Israeli naval forces have captured a senior Hezbollah leader in northern Lebanon, an Israeli military official said Saturday.
Earlier on Saturday, Lebanese authorities said they were investigating whether Israel was behind the capture of a Lebanese captain who was taken away by a group of armed men who had landed on the coast near the town of Batroun, in the north of the country.
“The agent was transferred to Israeli territory and is currently under investigation,” the military official said, without providing the name of the person detained.
Two Lebanese military officials confirmed to The Associated Press that a naval force landed in Batroun, about 30 kilometers north of Beirut, and kidnapped a Lebanese citizen. Neither gave the identity of the man or said whether he was suspected of having links to the Lebanese group Hezbollah. They did not confirm whether the gunmen belonged to Israeli forces.
Speaking to Lebanese Al-Jadeed television, Ali Hamie, Lebanon’s minister of public works and transport, refused to go into details or answer questions about whether it was an Israeli operation. .
Three Lebanese judicial officials told the AP that the incident occurred at dawn Friday, adding that the captain may have ties to Hezbollah. Officials said an investigation was underway into the man to determine whether he was linked to Hezbollah or worked for an Israeli intelligence agency and that an Israeli force had come to rescue him.
The military and judicial officials spoke on condition of anonymity because they were not authorized to share details about the incident or the ongoing investigation.
Hezbollah issued a statement calling what happened “Zionist aggression in the Batroun region.” The statement did not provide details or confirm whether any of the Hezbollah members were captured by Israel.
Israel has carried out commando operations deep inside Lebanon to kidnap or kill Hezbollah officials and Palestinians.
Residents of the building where the man was arrested said the armed group presented themselves as state security.
“We were terrified.
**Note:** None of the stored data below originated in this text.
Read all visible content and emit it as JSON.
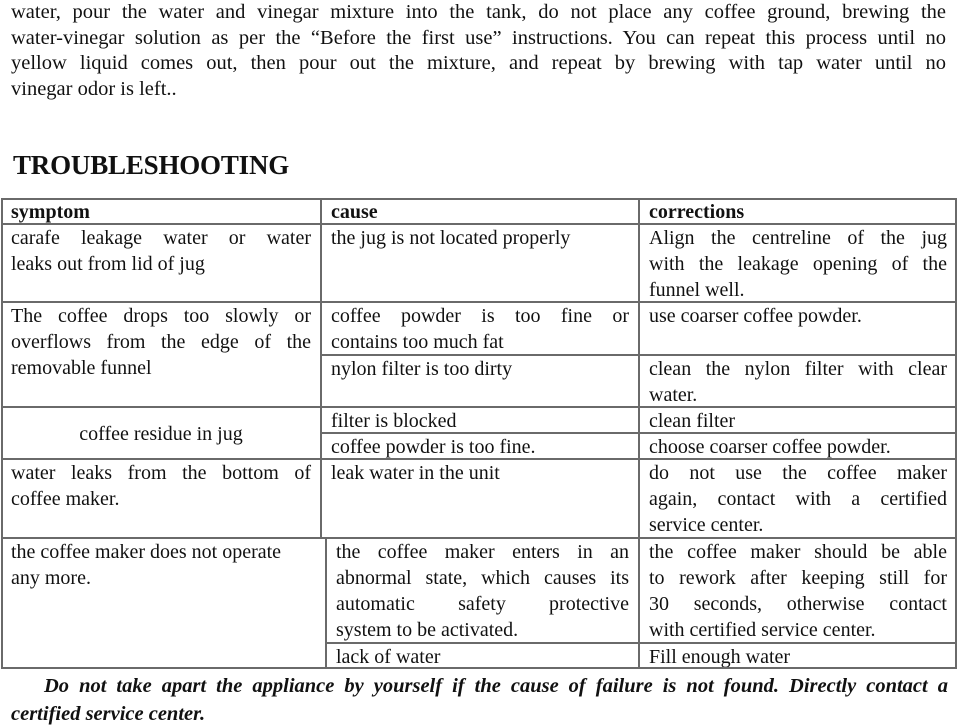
{
  "intro": {
    "lines": [
      "water, pour the water and vinegar mixture into the tank, do not place any coffee ground, brewing the",
      "water-vinegar solution as per the “Before the first use” instructions. You can repeat this process until no",
      "yellow liquid comes out, then pour out the mixture, and repeat by brewing with tap water until no",
      "vinegar odor is left.."
    ]
  },
  "heading": "TROUBLESHOOTING",
  "table": {
    "headers": {
      "symptom": "symptom",
      "cause": "cause",
      "corrections": "corrections"
    },
    "rows": [
      {
        "symptom": [
          "carafe leakage water or water",
          "leaks out from lid of jug"
        ],
        "entries": [
          {
            "cause": [
              "the jug is not located properly"
            ],
            "correction": [
              "Align the centreline of the jug",
              "with the leakage opening of the",
              "funnel well."
            ]
          }
        ]
      },
      {
        "symptom": [
          "The coffee drops too slowly or",
          "overflows from the edge of the",
          "removable funnel"
        ],
        "entries": [
          {
            "cause": [
              "coffee powder is too fine or",
              "contains too much fat"
            ],
            "correction": [
              "use coarser coffee powder."
            ]
          },
          {
            "cause": [
              "nylon filter is too dirty"
            ],
            "correction": [
              "clean the nylon filter with clear",
              "water."
            ]
          }
        ]
      },
      {
        "symptom": [
          "coffee residue in jug"
        ],
        "entries": [
          {
            "cause": [
              "filter is blocked"
            ],
            "correction": [
              "clean filter"
            ]
          },
          {
            "cause": [
              "coffee powder is too fine."
            ],
            "correction": [
              "choose coarser coffee powder."
            ]
          }
        ]
      },
      {
        "symptom": [
          "water leaks from the bottom of",
          "coffee maker."
        ],
        "entries": [
          {
            "cause": [
              "leak water in the unit"
            ],
            "correction": [
              "do not use the coffee maker",
              "again, contact with a certified",
              "service center."
            ]
          }
        ]
      },
      {
        "symptom": [
          "the coffee maker does not operate",
          "any more."
        ],
        "entries": [
          {
            "cause": [
              "the coffee maker enters in an",
              "abnormal state, which causes its",
              "automatic safety protective",
              "system to be activated."
            ],
            "correction": [
              "the coffee maker should be able",
              "to rework after keeping still for",
              "30 seconds, otherwise contact",
              "with certified service center."
            ]
          },
          {
            "cause": [
              "lack of water"
            ],
            "correction": [
              "Fill enough water"
            ]
          }
        ]
      }
    ]
  },
  "footer": {
    "line1": "Do not take apart the appliance by yourself if the cause of failure is not found. Directly contact a",
    "line2": "certified service center."
  }
}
They were breaking into the apartment next to ours,” Hussein Delbani told The Associated Press, near where the man was captured. “I thought a state agency was carrying out a security operation,” said Delbani, who was displaced from southern Lebanon a month ago when the war between Israel and Hezbollah broke out.
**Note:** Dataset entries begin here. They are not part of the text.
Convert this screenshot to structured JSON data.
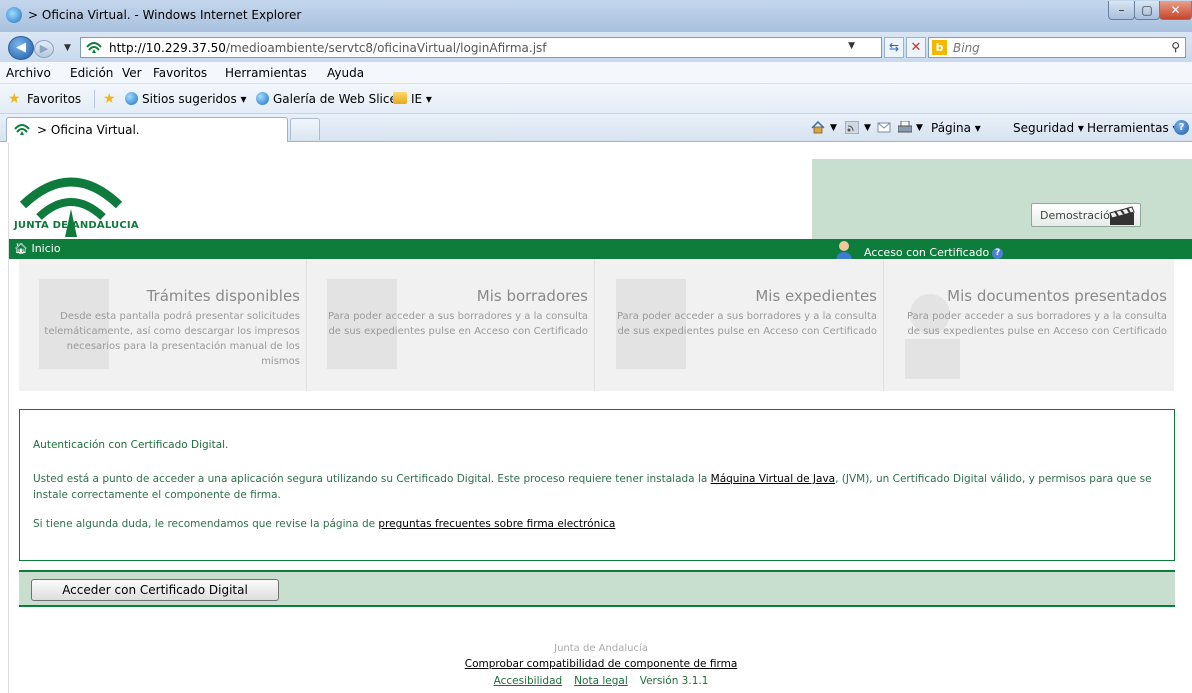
{
  "window": {
    "title": "> Oficina Virtual. - Windows Internet Explorer",
    "minimize": "–",
    "maximize": "▢",
    "close": "✕"
  },
  "address": {
    "url_host": "http://10.229.37.50",
    "url_path": "/medioambiente/servtc8/oficinaVirtual/loginAfirma.jsf",
    "search_placeholder": "Bing"
  },
  "menu": [
    "Archivo",
    "Edición",
    "Ver",
    "Favoritos",
    "Herramientas",
    "Ayuda"
  ],
  "favorites": {
    "label": "Favoritos",
    "items": [
      "Sitios sugeridos ▾",
      "Galería de Web Slice ▾",
      "IE ▾"
    ]
  },
  "tab": {
    "label": "> Oficina Virtual."
  },
  "commands": {
    "page": "Página ▾",
    "security": "Seguridad ▾",
    "tools": "Herramientas ▾"
  },
  "site": {
    "logo_text": "JUNTA DE ANDALUCIA",
    "demo_label": "Demostración",
    "home_label": "Inicio",
    "cert_access_label": "Acceso con Certificado"
  },
  "panels": [
    {
      "title": "Trámites disponibles",
      "text": "Desde esta pantalla podrá presentar solicitudes telemáticamente, así como descargar los impresos necesarios para la presentación manual de los mismos"
    },
    {
      "title": "Mis borradores",
      "text": "Para poder acceder a sus borradores y a la consulta de sus expedientes pulse en Acceso con Certificado"
    },
    {
      "title": "Mis expedientes",
      "text": "Para poder acceder a sus borradores y a la consulta de sus expedientes pulse en Acceso con Certificado"
    },
    {
      "title": "Mis documentos presentados",
      "text": "Para poder acceder a sus borradores y a la consulta de sus expedientes pulse en Acceso con Certificado"
    }
  ],
  "auth": {
    "title": "Autenticación con Certificado Digital.",
    "p1_before": "Usted está a punto de acceder a una aplicación segura utilizando su Certificado Digital. Este proceso requiere tener instalada la ",
    "p1_link": "Máquina Virtual de Java",
    "p1_after": ", (JVM), un Certificado Digital válido, y permisos para que se instale correctamente el componente de firma.",
    "p2_before": "Si tiene algunda duda, le recomendamos que revise la página de ",
    "p2_link": "preguntas frecuentes sobre firma electrónica",
    "button_label": "Acceder con Certificado Digital"
  },
  "footer": {
    "org": "Junta de Andalucía",
    "compat_link": "Comprobar compatibilidad de componente de firma",
    "accessibility": "Accesibilidad",
    "legal": "Nota legal",
    "version": "Versión 3.1.1"
  },
  "colors": {
    "brand_green": "#0e7d3b",
    "light_green": "#c8dfcf"
  }
}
He said he saw people on the coast from his balcony and they ordered him to enter.
Hamie told Al-Jadeed that the man was a captain of civilian ships. He graduates in 2022 and joins the Batroun Institute of Maritime Sciences and Technologies at the end of September for additional training. Hamie said the man lived about 300 meters from the institute.
Hamie’s remarks came shortly after two Lebanese journalists posted a video on social media showing what appeared to be around 20 armed men taking a man away from outside a house, his face covered with his shirt.
Kandice Ardiel, spokesperson for the United Nations peacekeeping force deployed in southern Lebanon, denied allegations by some journalists that peacekeepers helped the landing force in the operation. The U.N. mission, known as UNIFIL, has a maritime force that monitors the coast.
“Disinformation and false rumors are irresponsible and endanger peacekeepers,” Ardiel said.